5) Set Up a Dependent Care Flexible Spending Account
If your employer has this option you can set up flexible spending money to be taken out of your paycheck pre-tax for child care expenses. If you already have a plan but re having an additional child you can make flexible spending account changes to account for costs on the additional child. You then apply with a receipt to get the money back. The benefit here is this money isn’t taxed! The limit is $5000/year when I last checked. That’s a lot to not be taxed.
6) Set up Health Care Flexible Spending Account
Same idea as dependent care but this can be used for things such as prescription medication and doctor’s visit co-pays. Check with your employer for the contribution limit.
7) Set up a 529 plan for the little one
A 529 plan doesn’t only save for college in the future. Many states offer tax benefits now for money you contribute to a 529 plan.
8 ) Sign up for a baby registry
I’ve heard parents-to-be say that they don’t want a baby shower; that they don’t like the idea of a registry. But the truth is this is one even in your life that people genuinely want to help you start off on the right foot and want to contribute to your child’s well-being! You don’t know who may be planning a surprise shower for you or who wants to send you a gift. One thing they’ll ask about is a registry to get you something you need. You don’t have to get a baby registry. But it could also leave with a TON of onesies, bibs, and clothes as gifts rather than items you really need (nothing wrong with onesies, bibs, and clothes, but there comes a point where it too much). Maybe your aunts and uncles will chip in to get you a crib? Perhaps your college roommates will get together to buy you a car seat? You don’t know! Give them the option. Also, most places that have a registry make it very easy to return gifts. You’re going to find that you have extras you don’t need or items you thought you needed but don’t use. We had a registry and were still fortunate to get two car seats! We returned many a bib that we never used too.

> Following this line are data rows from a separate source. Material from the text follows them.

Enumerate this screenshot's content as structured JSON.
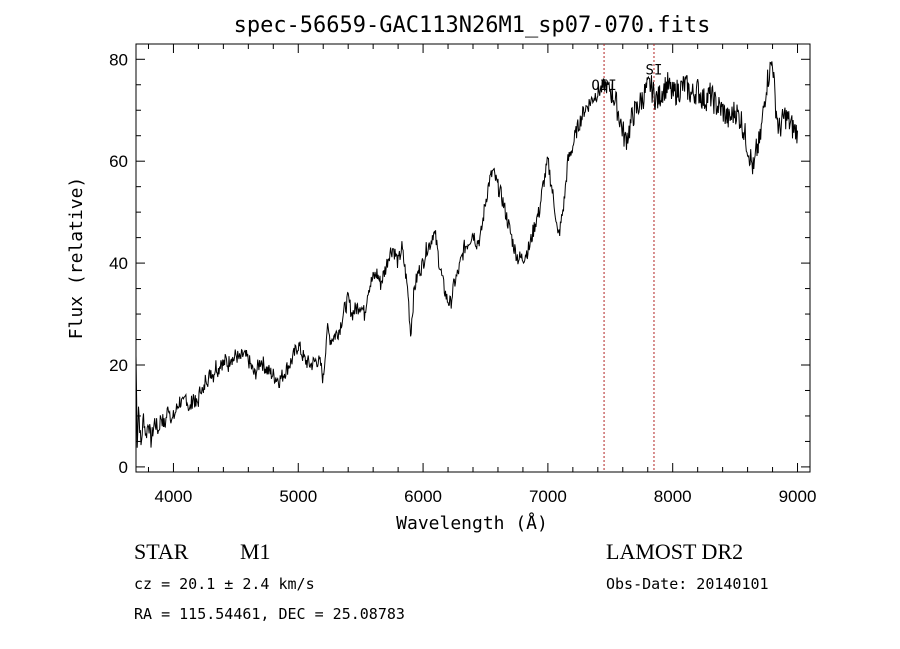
{
  "chart_data": {
    "type": "line",
    "title": "spec-56659-GAC113N26M1_sp07-070.fits",
    "xlabel": "Wavelength (Å)",
    "ylabel": "Flux (relative)",
    "xlim": [
      3700,
      9100
    ],
    "ylim": [
      -1,
      83
    ],
    "x_ticks": [
      4000,
      5000,
      6000,
      7000,
      8000,
      9000
    ],
    "y_ticks": [
      0,
      20,
      40,
      60,
      80
    ],
    "grid": false,
    "line_color": "#000000",
    "marker_color": "#b22222",
    "series": [
      {
        "x": [
          3700,
          3710,
          3720,
          3740,
          3760,
          3780,
          3800,
          3820,
          3850,
          3880,
          3900,
          3930,
          3960,
          3990,
          4020,
          4050,
          4080,
          4100,
          4130,
          4160,
          4180,
          4200,
          4220,
          4240,
          4260,
          4280,
          4300,
          4320,
          4340,
          4360,
          4380,
          4400,
          4420,
          4440,
          4460,
          4480,
          4500,
          4530,
          4560,
          4600,
          4650,
          4700,
          4750,
          4800,
          4850,
          4900,
          4950,
          5000,
          5050,
          5100,
          5150,
          5180,
          5200,
          5230,
          5260,
          5300,
          5330,
          5360,
          5400,
          5430,
          5460,
          5500,
          5530,
          5560,
          5600,
          5630,
          5660,
          5700,
          5730,
          5760,
          5800,
          5830,
          5860,
          5880,
          5900,
          5930,
          5960,
          6000,
          6030,
          6060,
          6080,
          6100,
          6130,
          6160,
          6190,
          6220,
          6250,
          6280,
          6300,
          6330,
          6360,
          6400,
          6430,
          6460,
          6500,
          6530,
          6560,
          6600,
          6630,
          6660,
          6700,
          6730,
          6760,
          6800,
          6850,
          6900,
          6930,
          6960,
          7000,
          7030,
          7060,
          7080,
          7100,
          7130,
          7160,
          7200,
          7230,
          7260,
          7290,
          7320,
          7350,
          7380,
          7420,
          7460,
          7500,
          7540,
          7580,
          7620,
          7650,
          7680,
          7710,
          7750,
          7790,
          7820,
          7850,
          7880,
          7920,
          7960,
          8000,
          8050,
          8100,
          8150,
          8200,
          8250,
          8300,
          8350,
          8400,
          8450,
          8500,
          8550,
          8600,
          8650,
          8670,
          8700,
          8750,
          8800,
          8820,
          8850,
          8900,
          8950,
          8980,
          9000
        ],
        "y": [
          22,
          5,
          12,
          4,
          10,
          6,
          9,
          5,
          9,
          7,
          10,
          8,
          12,
          9,
          11,
          13,
          12,
          14,
          11,
          14,
          12,
          13,
          16,
          14,
          18,
          17,
          19,
          18,
          20,
          19,
          21,
          20,
          21,
          20,
          22,
          21,
          22,
          21,
          22,
          21,
          18,
          21,
          19,
          18,
          17,
          19,
          21,
          24,
          21,
          20,
          21,
          20,
          17,
          27,
          25,
          26,
          27,
          30,
          33,
          30,
          31,
          32,
          30,
          35,
          37,
          38,
          36,
          39,
          42,
          43,
          40,
          43,
          38,
          34,
          26,
          35,
          38,
          40,
          43,
          44,
          46,
          45,
          40,
          36,
          33,
          32,
          36,
          38,
          40,
          43,
          44,
          46,
          44,
          45,
          52,
          56,
          58,
          55,
          53,
          50,
          46,
          43,
          41,
          41,
          43,
          48,
          50,
          55,
          60,
          55,
          50,
          45,
          47,
          52,
          60,
          63,
          66,
          68,
          70,
          71,
          72,
          73,
          74,
          75,
          74,
          72,
          68,
          64,
          66,
          69,
          70,
          72,
          74,
          75,
          73,
          72,
          74,
          75,
          73,
          74,
          75,
          73,
          74,
          72,
          73,
          71,
          70,
          68,
          70,
          68,
          63,
          58,
          62,
          64,
          75,
          80,
          72,
          66,
          69,
          67,
          66,
          66
        ]
      }
    ],
    "markers": [
      {
        "x": 7450,
        "label": "OII",
        "label_y": 74
      },
      {
        "x": 7850,
        "label": "SI",
        "label_y": 77
      }
    ]
  },
  "footer": {
    "obj_class": "STAR",
    "subclass": "M1",
    "survey": "LAMOST DR2",
    "velocity": "cz = 20.1 ± 2.4 km/s",
    "obs_date": "Obs-Date: 20140101",
    "coords": "RA = 115.54461, DEC =  25.08783"
  }
}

9) Check product forums and sites like Amazon for reviews
If I’m making a big purchase I scour the web for product reviews! I want to know what everyone is saying. I’ll try to get as much information as I can. I want to know the pros and cons of an item from people who are not salespeople in the store. There are a ton of choices out there for expecting parents and it can be a daunting task trying to figure out what is best. Do your research! You may find that for some items spending a little more will save you in the long run. I’m thinking about products like strollers which take a lot of abuse. Amazon Bonus: They now have a program called Amazon Mom that offers discounts and free Amazon Prime for a time.